First of all we need some more test data.
Imports System.Linq
Module Module1
Sub Main()
Console.WriteLine(FirstCharacterToNotRepeat(Nothing))
Console.WriteLine(FirstCharacterToNotRepeat(""))
Console.WriteLine(FirstCharacterToNotRepeat("BBEEXEE"))
Console.WriteLine(FirstCharacterToNotRepeat("BBEEEE"))
Console.WriteLine(FirstCharacterToNotRepeat("XBBEEEE"))
Console.WriteLine(FirstCharacterToNotRepeat("BBEEEEX"))
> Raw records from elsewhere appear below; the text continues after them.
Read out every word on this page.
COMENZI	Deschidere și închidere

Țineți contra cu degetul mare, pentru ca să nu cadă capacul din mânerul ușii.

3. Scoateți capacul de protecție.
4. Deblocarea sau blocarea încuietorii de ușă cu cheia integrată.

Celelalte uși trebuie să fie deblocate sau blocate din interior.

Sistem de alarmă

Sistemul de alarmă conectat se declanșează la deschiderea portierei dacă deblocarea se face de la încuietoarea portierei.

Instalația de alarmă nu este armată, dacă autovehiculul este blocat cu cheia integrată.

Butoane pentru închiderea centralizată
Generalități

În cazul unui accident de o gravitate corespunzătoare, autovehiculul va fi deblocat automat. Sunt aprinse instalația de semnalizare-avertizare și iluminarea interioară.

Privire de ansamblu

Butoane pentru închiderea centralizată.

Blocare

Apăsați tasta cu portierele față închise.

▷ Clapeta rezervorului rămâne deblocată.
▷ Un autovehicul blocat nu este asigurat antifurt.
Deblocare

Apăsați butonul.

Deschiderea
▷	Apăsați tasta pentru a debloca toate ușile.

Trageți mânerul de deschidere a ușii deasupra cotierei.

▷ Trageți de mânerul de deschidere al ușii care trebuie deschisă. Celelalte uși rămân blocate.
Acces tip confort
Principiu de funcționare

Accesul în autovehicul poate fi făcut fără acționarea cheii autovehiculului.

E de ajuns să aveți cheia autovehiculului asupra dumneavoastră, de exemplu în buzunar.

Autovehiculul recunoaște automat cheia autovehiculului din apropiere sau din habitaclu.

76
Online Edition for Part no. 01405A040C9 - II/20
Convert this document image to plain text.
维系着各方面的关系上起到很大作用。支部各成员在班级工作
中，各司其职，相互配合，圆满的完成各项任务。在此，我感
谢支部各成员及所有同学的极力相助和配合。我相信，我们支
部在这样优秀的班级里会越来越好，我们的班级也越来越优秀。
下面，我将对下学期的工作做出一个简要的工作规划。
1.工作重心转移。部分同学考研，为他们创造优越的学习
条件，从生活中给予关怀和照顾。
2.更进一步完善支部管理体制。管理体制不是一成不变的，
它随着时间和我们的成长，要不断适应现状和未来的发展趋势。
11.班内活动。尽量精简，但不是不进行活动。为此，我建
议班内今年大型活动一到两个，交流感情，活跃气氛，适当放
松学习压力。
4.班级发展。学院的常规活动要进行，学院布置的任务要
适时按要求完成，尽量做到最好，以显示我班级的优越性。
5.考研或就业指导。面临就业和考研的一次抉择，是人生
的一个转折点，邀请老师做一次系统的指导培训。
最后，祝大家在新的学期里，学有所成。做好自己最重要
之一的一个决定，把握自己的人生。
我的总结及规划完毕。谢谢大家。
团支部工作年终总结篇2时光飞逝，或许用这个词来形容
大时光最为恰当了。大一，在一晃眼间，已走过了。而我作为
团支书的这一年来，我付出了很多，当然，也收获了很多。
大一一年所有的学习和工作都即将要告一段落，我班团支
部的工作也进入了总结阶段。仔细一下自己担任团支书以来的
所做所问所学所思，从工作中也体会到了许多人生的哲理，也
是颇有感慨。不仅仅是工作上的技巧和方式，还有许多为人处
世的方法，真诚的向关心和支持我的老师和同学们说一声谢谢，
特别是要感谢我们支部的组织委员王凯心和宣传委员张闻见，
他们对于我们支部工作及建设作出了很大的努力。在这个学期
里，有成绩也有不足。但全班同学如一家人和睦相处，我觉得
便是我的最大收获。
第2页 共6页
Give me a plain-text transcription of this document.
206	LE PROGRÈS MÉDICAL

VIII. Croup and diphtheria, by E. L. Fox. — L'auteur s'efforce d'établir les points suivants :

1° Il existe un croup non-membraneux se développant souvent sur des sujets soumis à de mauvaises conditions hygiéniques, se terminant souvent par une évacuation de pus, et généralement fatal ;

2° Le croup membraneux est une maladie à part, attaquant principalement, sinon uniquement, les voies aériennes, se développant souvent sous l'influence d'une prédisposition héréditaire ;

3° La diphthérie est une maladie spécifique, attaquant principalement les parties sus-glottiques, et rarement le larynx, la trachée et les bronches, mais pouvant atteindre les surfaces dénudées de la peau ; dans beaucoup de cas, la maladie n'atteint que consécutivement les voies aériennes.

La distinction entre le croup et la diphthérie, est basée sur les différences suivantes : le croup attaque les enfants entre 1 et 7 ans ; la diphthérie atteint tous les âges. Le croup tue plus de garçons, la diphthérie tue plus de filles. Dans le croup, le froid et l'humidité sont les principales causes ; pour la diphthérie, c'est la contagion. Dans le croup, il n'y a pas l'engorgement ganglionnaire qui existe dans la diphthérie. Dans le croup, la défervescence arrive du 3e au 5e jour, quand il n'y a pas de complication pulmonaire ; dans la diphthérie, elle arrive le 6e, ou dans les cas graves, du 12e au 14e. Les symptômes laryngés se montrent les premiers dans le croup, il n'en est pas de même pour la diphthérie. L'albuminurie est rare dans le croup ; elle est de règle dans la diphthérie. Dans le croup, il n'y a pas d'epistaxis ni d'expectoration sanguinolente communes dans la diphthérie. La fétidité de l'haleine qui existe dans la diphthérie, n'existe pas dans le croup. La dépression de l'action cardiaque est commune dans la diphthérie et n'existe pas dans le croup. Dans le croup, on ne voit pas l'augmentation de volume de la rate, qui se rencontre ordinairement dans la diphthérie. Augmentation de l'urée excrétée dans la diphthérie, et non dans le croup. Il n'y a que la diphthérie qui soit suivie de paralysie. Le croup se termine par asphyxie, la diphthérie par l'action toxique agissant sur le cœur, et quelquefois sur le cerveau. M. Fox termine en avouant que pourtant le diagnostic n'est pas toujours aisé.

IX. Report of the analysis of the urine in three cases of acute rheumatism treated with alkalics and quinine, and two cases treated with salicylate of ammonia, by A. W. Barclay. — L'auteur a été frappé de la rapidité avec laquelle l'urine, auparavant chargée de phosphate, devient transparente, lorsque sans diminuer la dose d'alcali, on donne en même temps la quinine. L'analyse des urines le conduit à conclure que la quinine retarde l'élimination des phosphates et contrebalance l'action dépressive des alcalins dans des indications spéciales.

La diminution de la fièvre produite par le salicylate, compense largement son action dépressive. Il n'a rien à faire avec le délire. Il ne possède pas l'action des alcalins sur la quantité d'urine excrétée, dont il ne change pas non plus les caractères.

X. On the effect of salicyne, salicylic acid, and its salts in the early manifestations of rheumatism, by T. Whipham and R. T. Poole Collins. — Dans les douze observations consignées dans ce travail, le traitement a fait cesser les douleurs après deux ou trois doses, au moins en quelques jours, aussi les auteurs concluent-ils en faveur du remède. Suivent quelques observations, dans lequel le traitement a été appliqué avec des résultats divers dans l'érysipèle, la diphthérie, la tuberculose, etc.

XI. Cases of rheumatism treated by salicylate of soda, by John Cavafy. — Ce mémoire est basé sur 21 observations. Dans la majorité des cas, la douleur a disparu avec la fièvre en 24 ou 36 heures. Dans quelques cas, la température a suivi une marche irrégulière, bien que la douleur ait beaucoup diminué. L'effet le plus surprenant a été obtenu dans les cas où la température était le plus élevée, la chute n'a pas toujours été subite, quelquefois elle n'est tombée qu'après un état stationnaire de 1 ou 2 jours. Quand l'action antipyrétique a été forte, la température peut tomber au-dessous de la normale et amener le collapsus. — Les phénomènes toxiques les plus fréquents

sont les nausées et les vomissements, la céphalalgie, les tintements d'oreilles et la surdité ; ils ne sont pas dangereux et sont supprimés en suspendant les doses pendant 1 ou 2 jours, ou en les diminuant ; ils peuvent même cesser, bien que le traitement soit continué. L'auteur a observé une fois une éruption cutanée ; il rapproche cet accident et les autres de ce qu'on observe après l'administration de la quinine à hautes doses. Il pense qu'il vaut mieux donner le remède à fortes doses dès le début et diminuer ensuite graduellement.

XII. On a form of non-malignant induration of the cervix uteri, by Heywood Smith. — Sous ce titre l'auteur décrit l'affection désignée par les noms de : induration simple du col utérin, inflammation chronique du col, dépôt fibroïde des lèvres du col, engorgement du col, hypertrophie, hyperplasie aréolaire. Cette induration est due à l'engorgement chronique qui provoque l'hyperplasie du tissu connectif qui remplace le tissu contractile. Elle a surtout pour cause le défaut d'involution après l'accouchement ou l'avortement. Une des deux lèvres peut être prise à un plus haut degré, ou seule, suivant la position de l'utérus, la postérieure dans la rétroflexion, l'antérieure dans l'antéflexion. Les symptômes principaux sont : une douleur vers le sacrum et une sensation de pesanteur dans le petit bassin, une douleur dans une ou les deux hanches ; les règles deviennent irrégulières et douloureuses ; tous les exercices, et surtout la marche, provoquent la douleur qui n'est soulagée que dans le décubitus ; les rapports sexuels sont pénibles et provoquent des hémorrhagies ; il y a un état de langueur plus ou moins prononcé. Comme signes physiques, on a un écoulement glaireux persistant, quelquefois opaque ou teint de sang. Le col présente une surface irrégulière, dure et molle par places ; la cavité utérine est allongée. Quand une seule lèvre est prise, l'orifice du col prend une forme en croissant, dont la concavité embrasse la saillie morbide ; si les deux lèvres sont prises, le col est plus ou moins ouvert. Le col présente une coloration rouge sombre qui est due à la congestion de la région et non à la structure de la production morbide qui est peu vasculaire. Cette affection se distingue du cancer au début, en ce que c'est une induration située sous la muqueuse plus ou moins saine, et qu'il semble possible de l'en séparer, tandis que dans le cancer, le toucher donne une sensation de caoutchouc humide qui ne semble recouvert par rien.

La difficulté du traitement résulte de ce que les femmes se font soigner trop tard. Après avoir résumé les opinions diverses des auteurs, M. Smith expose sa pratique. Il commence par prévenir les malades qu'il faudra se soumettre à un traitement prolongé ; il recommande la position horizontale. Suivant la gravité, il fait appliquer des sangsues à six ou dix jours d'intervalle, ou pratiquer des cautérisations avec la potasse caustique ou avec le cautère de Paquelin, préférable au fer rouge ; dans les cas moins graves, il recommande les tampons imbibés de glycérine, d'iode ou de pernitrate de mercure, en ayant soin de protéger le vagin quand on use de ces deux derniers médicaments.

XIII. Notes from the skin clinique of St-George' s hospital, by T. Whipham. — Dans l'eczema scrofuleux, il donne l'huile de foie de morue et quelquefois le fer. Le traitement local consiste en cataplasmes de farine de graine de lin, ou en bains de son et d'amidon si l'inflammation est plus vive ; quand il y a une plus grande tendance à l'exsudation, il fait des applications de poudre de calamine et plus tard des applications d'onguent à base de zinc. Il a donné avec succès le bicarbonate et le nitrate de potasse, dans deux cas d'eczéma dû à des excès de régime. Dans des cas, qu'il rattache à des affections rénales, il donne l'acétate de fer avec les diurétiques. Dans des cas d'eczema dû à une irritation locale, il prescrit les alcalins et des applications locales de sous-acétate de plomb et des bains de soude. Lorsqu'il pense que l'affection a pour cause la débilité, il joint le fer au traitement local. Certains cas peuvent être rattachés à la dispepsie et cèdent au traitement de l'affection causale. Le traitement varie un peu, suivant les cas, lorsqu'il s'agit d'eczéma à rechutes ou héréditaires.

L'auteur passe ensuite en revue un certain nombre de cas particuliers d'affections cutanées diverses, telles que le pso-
Console.WriteLine(FirstCharacterToNotRepeat("BBEEXEEACEED"))
Console.ReadLine()
End Sub
Private Function FirstCharacterToNotRepeat(ByVal input As String) As String
return String.Empty
End Function
End Module
And now we need some answers.
The for loop
Here is my solution using a for loop.
vbnet
Private Function FirstCharacterToNotRepeat(ByVal input As String) As String
If String.IsNullOrEmpty(input) Then Return String.Empty
Dim charlist As New Dictionary(Of Char, Int32)
For Each c In input
If charlist.Keys.Contains(c) Then
charlist(c) = charlist(c) + 1
Else
charlist.Add(c, 1)
End If
Next
For Each c In charlist
If c.Value = 1 Then Return c.Key
Next
Return String.Empty
End Function
There are actually 2 for loops in there, one to put every character in the dictionary and count the occurrences and one to get out the first element that has only 1 occurrence.
The linq solution
And here is my linq solution.
vbnet
Private Function FirstCharacterToNotRepeat(ByVal input As String) As String
If String.IsNullOrEmpty(input) Then Return String.Empty
Return (input.GroupBy(Function(x) x).Where(Function(x) x.Count = 1).Select(Function(x) x.First))(0)
End Function
First I do a group by on all characters. Then I do a where on the count of the result of the group by, where I only want the occurrences with a count of 1. And then I just select the first occurrence with a count of 1.
Simple.
Conclusion
Knowing and using linq can make your code so much shorter and easier for you to write and read.